In recent years there have been more than 300 corporate mergers and acquisitions in the publishing industry. Most major hardcover houses have acquired paperback subsidiaries (or vice versa; some have grown, like Doubleday? Dell/Literary Guild, into publishing-centered conglomerates.
Others, like Simon & Schuster? Pocket Books, have been acquired by vast industrial concerns such as Gulf & Western (which lumps its book companies together with its movie company, Paramount, under the "leisure division" in its annual report) Random House/Knopf/Pantheon? Ballantine is owned by RCA. Other publishers belong to CBS, MCA and ITT.
In a recent interview with Publishers Weekly, the trade publication owned by Xerox, Simon and Schuster president Richard Snyder predicted that " What we are going to see now . . .is that like the seven sisters of the oil business we will have seven giant publishing companies."

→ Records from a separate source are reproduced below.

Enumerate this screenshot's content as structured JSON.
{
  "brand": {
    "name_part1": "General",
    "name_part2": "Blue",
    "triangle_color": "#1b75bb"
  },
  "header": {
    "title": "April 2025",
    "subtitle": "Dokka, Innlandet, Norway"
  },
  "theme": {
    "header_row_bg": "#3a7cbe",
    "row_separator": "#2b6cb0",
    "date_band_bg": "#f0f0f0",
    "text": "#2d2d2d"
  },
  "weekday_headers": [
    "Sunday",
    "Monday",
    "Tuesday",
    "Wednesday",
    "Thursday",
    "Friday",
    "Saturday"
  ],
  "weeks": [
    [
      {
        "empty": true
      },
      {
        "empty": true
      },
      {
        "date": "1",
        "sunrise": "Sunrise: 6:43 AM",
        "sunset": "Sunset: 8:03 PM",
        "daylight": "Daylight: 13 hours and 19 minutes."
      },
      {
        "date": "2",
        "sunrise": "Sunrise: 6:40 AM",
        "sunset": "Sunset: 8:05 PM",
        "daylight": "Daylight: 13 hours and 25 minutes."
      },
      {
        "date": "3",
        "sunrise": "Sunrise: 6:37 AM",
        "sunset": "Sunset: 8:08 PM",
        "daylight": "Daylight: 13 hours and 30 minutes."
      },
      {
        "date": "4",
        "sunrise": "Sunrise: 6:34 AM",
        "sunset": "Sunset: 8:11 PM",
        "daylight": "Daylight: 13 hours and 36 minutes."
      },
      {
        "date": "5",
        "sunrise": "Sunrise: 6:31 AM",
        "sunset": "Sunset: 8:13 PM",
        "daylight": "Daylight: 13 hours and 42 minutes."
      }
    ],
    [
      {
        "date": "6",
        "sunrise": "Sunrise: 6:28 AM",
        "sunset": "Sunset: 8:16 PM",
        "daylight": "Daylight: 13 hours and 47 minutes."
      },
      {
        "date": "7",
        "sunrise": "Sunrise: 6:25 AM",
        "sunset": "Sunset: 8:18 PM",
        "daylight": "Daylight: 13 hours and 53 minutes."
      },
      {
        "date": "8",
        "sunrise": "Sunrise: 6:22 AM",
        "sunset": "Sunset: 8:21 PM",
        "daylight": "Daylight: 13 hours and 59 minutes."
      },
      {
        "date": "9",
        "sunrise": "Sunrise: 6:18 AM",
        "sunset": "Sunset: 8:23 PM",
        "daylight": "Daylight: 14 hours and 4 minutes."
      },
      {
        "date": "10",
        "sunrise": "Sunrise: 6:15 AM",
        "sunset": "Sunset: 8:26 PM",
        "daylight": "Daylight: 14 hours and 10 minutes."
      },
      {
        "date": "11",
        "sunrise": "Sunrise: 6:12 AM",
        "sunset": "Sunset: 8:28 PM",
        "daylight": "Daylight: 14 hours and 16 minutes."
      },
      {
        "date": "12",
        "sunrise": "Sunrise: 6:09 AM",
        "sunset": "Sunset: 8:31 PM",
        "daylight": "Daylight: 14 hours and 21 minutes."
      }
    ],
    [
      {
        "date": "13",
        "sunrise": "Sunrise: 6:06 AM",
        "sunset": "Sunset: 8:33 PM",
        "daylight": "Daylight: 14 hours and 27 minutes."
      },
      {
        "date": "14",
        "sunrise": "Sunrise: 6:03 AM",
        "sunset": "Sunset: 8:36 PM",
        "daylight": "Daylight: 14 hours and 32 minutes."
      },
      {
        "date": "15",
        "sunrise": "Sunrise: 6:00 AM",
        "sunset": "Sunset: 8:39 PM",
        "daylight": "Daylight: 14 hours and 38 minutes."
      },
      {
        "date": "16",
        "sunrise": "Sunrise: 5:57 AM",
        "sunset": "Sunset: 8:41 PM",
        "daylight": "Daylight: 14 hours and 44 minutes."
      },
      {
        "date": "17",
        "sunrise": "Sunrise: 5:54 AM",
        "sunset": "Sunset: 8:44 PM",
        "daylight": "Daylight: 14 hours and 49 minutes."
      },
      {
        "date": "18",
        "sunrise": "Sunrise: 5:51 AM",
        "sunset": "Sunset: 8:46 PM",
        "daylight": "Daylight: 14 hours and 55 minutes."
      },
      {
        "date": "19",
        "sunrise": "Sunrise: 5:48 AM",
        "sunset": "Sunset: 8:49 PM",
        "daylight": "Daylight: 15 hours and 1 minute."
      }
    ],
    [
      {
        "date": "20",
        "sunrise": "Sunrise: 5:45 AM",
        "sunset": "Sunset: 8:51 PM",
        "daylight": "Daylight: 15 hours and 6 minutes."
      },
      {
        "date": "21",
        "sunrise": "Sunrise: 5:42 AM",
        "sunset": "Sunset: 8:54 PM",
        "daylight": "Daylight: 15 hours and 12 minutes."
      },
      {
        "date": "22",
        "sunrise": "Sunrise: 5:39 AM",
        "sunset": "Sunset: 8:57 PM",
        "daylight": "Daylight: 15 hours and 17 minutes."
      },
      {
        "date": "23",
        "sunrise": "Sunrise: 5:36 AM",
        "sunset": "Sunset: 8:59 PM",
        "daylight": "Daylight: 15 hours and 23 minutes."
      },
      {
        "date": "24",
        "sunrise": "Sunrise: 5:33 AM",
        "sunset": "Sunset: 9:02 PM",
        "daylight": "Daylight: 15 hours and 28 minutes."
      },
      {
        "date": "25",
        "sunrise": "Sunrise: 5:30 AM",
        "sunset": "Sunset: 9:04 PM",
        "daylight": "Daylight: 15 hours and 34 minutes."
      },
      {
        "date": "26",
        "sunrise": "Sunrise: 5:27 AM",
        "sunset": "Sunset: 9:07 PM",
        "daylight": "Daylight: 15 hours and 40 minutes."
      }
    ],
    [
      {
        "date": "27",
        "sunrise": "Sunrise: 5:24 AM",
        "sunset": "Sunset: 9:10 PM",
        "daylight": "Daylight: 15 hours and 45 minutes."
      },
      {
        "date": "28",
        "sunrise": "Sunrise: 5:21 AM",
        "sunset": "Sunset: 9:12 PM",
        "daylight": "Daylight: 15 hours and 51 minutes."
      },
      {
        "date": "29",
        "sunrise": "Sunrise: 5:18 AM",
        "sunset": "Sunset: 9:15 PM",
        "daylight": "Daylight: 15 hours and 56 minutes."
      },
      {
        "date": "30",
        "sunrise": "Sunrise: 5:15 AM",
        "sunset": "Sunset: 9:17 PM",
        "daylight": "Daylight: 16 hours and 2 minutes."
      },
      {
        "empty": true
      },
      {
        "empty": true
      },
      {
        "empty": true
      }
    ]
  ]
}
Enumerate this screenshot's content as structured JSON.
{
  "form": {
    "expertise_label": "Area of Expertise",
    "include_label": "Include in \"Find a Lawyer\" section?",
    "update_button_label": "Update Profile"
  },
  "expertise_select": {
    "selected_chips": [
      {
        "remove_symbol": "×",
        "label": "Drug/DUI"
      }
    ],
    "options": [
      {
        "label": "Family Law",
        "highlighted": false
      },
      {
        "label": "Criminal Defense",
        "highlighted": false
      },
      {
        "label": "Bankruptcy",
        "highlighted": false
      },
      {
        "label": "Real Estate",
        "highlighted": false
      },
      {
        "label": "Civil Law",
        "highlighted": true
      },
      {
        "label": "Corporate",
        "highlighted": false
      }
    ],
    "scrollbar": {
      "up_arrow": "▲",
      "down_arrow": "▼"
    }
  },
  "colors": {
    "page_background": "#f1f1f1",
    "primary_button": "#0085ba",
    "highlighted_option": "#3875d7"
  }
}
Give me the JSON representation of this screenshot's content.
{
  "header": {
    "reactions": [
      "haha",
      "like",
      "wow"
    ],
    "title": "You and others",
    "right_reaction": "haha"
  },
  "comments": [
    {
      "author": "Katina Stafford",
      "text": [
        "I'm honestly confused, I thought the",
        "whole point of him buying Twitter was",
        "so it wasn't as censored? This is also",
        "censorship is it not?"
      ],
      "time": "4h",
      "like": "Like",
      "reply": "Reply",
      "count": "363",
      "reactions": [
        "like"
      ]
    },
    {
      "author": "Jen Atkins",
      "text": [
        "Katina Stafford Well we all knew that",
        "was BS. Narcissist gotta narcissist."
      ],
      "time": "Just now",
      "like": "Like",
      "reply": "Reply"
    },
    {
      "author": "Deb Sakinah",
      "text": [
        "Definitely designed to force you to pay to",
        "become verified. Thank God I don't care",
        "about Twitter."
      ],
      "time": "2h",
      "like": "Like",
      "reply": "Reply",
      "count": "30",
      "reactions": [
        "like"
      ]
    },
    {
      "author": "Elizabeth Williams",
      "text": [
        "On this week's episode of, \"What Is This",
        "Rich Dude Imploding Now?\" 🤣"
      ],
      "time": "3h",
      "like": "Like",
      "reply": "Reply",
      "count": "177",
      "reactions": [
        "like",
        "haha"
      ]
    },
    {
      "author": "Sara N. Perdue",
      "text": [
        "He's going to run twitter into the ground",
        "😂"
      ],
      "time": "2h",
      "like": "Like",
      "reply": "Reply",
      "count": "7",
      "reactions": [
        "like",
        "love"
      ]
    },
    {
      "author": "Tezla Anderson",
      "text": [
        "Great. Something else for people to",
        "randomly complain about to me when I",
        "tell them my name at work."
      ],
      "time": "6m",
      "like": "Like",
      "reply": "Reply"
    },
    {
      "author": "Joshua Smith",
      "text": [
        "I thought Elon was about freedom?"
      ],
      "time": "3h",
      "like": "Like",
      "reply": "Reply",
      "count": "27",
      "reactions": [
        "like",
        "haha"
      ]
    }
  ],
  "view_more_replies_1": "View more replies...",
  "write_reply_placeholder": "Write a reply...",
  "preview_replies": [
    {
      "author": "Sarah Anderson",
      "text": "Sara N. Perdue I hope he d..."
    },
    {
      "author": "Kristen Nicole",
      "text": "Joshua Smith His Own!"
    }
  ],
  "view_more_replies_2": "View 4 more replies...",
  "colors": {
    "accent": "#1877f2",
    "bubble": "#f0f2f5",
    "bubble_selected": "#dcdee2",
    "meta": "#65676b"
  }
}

Many publishing executives see this prospect as inevitable, even desirable, as books compete with other mass media for America's attention and money. But several publishers, and many writers , look on such a future with a kind of Orewellian horror.
"It is a sinister process," said author Herman Wouk. "In a conglomerate there is a narrowing down of margins - of what is safe and what is publishable." There is, he said, a concern to show the stockholders that no "bizzare" decisions have been made, and the problem, of course, is that some of the greatest literature ever published seemed quite "bizzare" when it first appeared.
Because of such fears, the Authors Guild of America, at a press conference yesterday, called for the Justice Department and the Federal Trade Commission to start proceedings that would eventually end the process of mergers and acquisitions in the book publishing industry.
They called for enforcement of section 7 of the Clayton Act, which provides for federal action when so much as a "trend to concentration" is perceived.
At the same time, Reps. Morris Udall (D-Wis.) reintroduced the "Competition Review Act" to the House.There are 25 co-sponsors for the bill, which proposed a study of the "state of competition" in several basic industries, including publishing; an examination of federal policies with regard to those industries; and specific prescriptions for stimulating competition.
The Authors Guild, represented at the press conference by lawyer Irwin Karp, as well as writers John Brooks, John Hersey, and Wouk, further proposed that a publisher should be allowed to acquire only a single category of rights to a book - say, hardcover publication in the United States - and that the rest be retained by the author to be sold separately. This is virtually impossible for the average writer to do today.